Matthew gave in, and went to the bar. Abe smiled at Melanie again. “What's your name?”

Melanie smiled back. “Melanie.”

He tilted his head. “Emily?”

“No. Melanie.” She pronounced it slowly, but kindly. Justine couldn't remember the last time Melanie had spoken kindly to anyone.

“I knew an Emily once.”

“That was my grandma's aunt.”

Abe nodded. “I liked her.”

“You did?”

“She played with me sometimes. I showed her the kittens.” He pursed his lips. “Mimsy was her favorite.”

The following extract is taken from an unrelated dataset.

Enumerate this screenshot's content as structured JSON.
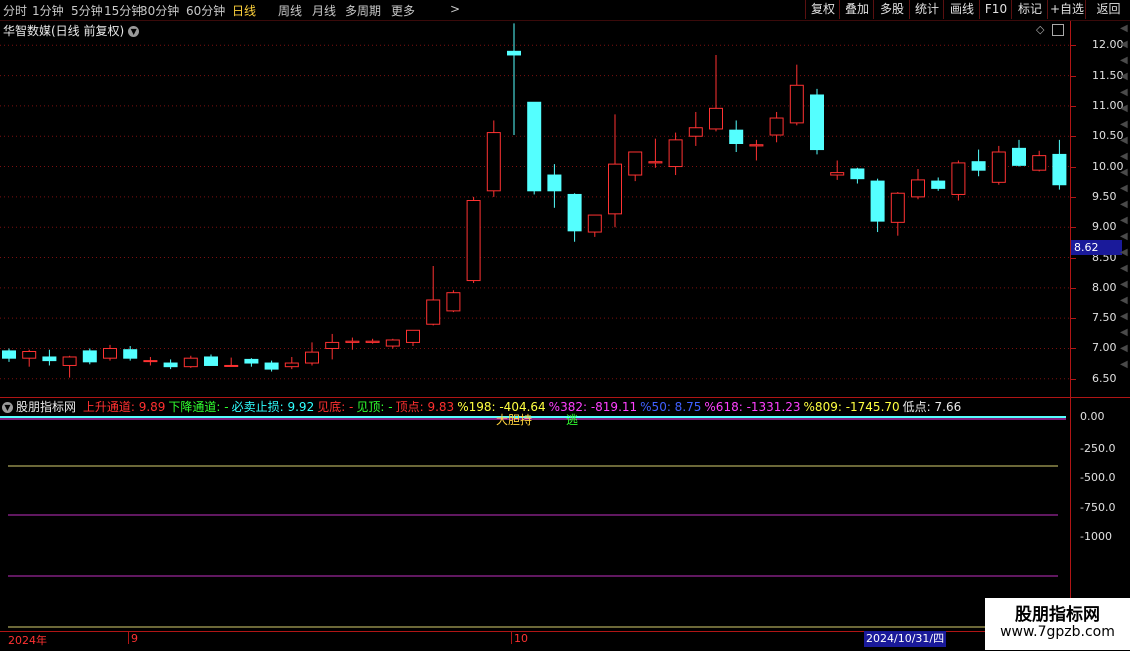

Mimsy was the name of the mouse in the Emily books, Justine realized with a jolt. The cheerful friend to the lost girl. When Melanie heard that name, she leaned forward with an intensity that was strange even for her, and Justine remembered how she'd asked Matthew about the photograph of the Evans sisters; the stealthy way she'd slid the Emily book beneath her covers; how she'd asked if the painting in the living room was of Emily. Justine had assumed, like Mrs. Sorensen, that Melanie's drawings were self-portraits. Now she saw they weren't of Melanie at all. They were of the lost child. Not lost in the fantastical summer forest of Lucy's stories, but alone and frightened in the winter woods, pursued by a man with the savage face of a killer. Justine knew she should be glad the drawings had nothing to do with Melanie. Instead she licked her lips, which were suddenly dry.

“Do you know what happened to Mimsy?” Melanie asked Abe.

Abe drew his mouth down. “I don't like to think about that.”

Matthew put one hand on Abe's shoulder as he set his cocoa on the table. “We don't talk about Emily. It upsets him.” He said this to Melanie, and his voice held a warning.

“Of course,” Justine said, gratefully.